In recent months, we have seen an increasing number of platforms offering what appears to be a simple and easy way to earn money — by completing daily tasks within an application, most commonly through the so-called “click a button” model.

One of the platforms that has recently attracted attention is XP.

At first glance, the way these systems operate seems simple and convincing. Users are presented with so-called “trading signals,” tasks, or transactions that they are required to confirm with a single click, while being told that this activity is part of a trading process that generates profits.

However, when this model is examined more closely, one very simple but important question arises — if this is real trading on financial markets, why would thousands of ordinary users need to manually click a button in order for trades to be executed?

The answer is often straightforward: because, in many cases, no real trading is taking place at all.

In platforms of this kind, the user’s “activity” serves primarily as a psychological mechanism. It creates the impression that the user is actively participating in generating profits, that their effort or engagement is directly producing returns, and that the system operates because of their activity.

In reality, in many of these cases, the system functions according to a classic Ponzi model — funds from new participants are used to pay earlier participants, creating the illusion of profitability and stability.

What is particularly concerning is that XP, based on publicly available information, does not provide clear details regarding its ownership structure, management, or the individuals behind its operations. This lack of transparency is one of the strongest warning signs in such models.

Additionally, these systems often include referral structures, rewarding users for bringing in new participants. This further increases the inflow of funds and helps the system continue operating for a certain period of time.
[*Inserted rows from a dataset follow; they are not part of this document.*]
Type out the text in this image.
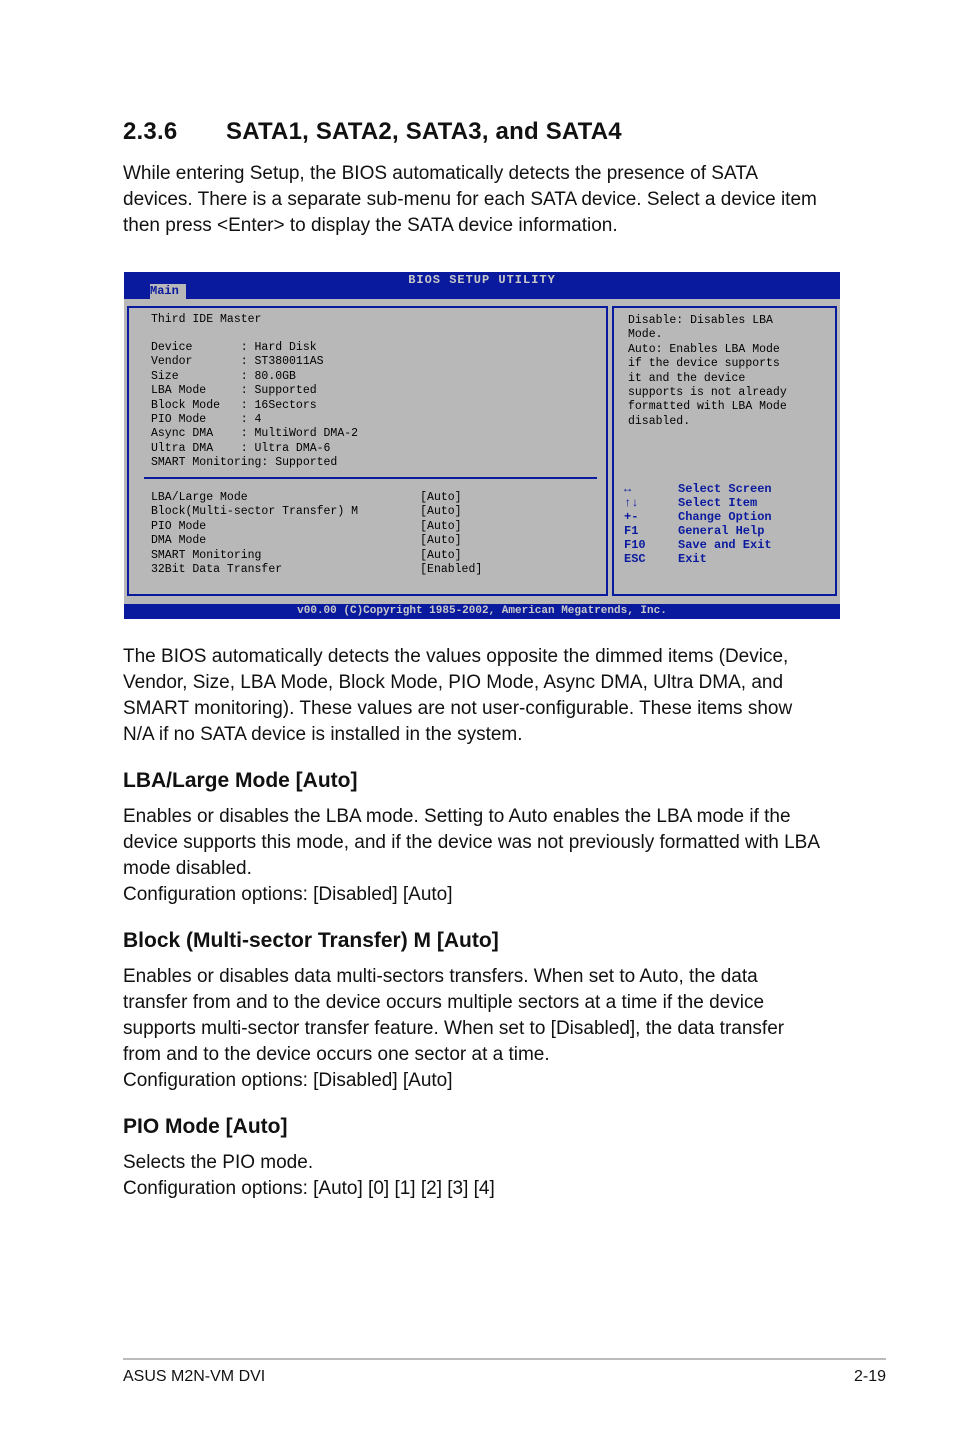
2.3.6 SATA1, SATA2, SATA3, and SATA4

While entering Setup, the BIOS automatically detects the presence of SATA
devices. There is a separate sub-menu for each SATA device. Select a device item
then press <Enter> to display the SATA device information.

BIOS SETUP UTILITY
Main
Third IDE Master
Device       : Hard Disk
Vendor       : ST380011AS
Size         : 80.0GB
LBA Mode     : Supported
Block Mode   : 16Sectors
PIO Mode     : 4
Async DMA    : MultiWord DMA-2
Ultra DMA    : Ultra DMA-6
SMART Monitoring: Supported
LBA/Large Mode                         [Auto]
Block(Multi-sector Transfer) M         [Auto]
PIO Mode                               [Auto]
DMA Mode                               [Auto]
SMART Monitoring                       [Auto]
32Bit Data Transfer                    [Enabled]
Disable: Disables LBA
Mode.
Auto: Enables LBA Mode
if the device supports
it and the device
supports is not already
formatted with LBA Mode
disabled.
↔	Select Screen
↑↓	Select Item
+-	Change Option
F1	General Help
F10	Save and Exit
ESC	Exit
v00.00 (C)Copyright 1985-2002, American Megatrends, Inc.

The BIOS automatically detects the values opposite the dimmed items (Device,
Vendor, Size, LBA Mode, Block Mode, PIO Mode, Async DMA, Ultra DMA, and
SMART monitoring). These values are not user-configurable. These items show
N/A if no SATA device is installed in the system.

LBA/Large Mode [Auto]

Enables or disables the LBA mode. Setting to Auto enables the LBA mode if the
device supports this mode, and if the device was not previously formatted with LBA
mode disabled.
Configuration options: [Disabled] [Auto]

Block (Multi-sector Transfer) M [Auto]

Enables or disables data multi-sectors transfers. When set to Auto, the data
transfer from and to the device occurs multiple sectors at a time if the device
supports multi-sector transfer feature. When set to [Disabled], the data transfer
from and to the device occurs one sector at a time.
Configuration options: [Disabled] [Auto]

PIO Mode [Auto]

Selects the PIO mode.
Configuration options: [Auto] [0] [1] [2] [3] [4]

ASUS M2N-VM DVI	2-19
However, the mathematics behind such models is unforgiving — at some point, the inflow of new funds slows down, withdrawal requests increase, and the system can no longer sustain the appearance of stability.

This is usually when the first serious problems begin.

In practice, users often first encounter delayed withdrawals, additional verification requests, account restrictions, or demands for extra payments under various explanations. These are often presented as “security checks,” “tax obligations,” “activation fees,” or technical issues.

What is especially important to understand is that in many cases, this final phase often includes an additional attempt to extract more money from existing users, through promises that withdrawals will be processed once one more payment is made.

Experience from previous years shows that platforms of this kind rarely operate for long. The most common outcome is that the application is shut down, communication disappears, and operations stop entirely, leaving most participants without any realistic possibility of recovering their funds.

It is important to understand that these models are not new. They simply change their name, visual identity, and presentation style, while the underlying structure remains the same.

When profits depend primarily on new deposits rather than on real and verifiable economic activity, the risk of losing funds becomes extremely high.

For that reason, it is important to recognize these patterns early and avoid making financial decisions based on promises of quick and easy profits.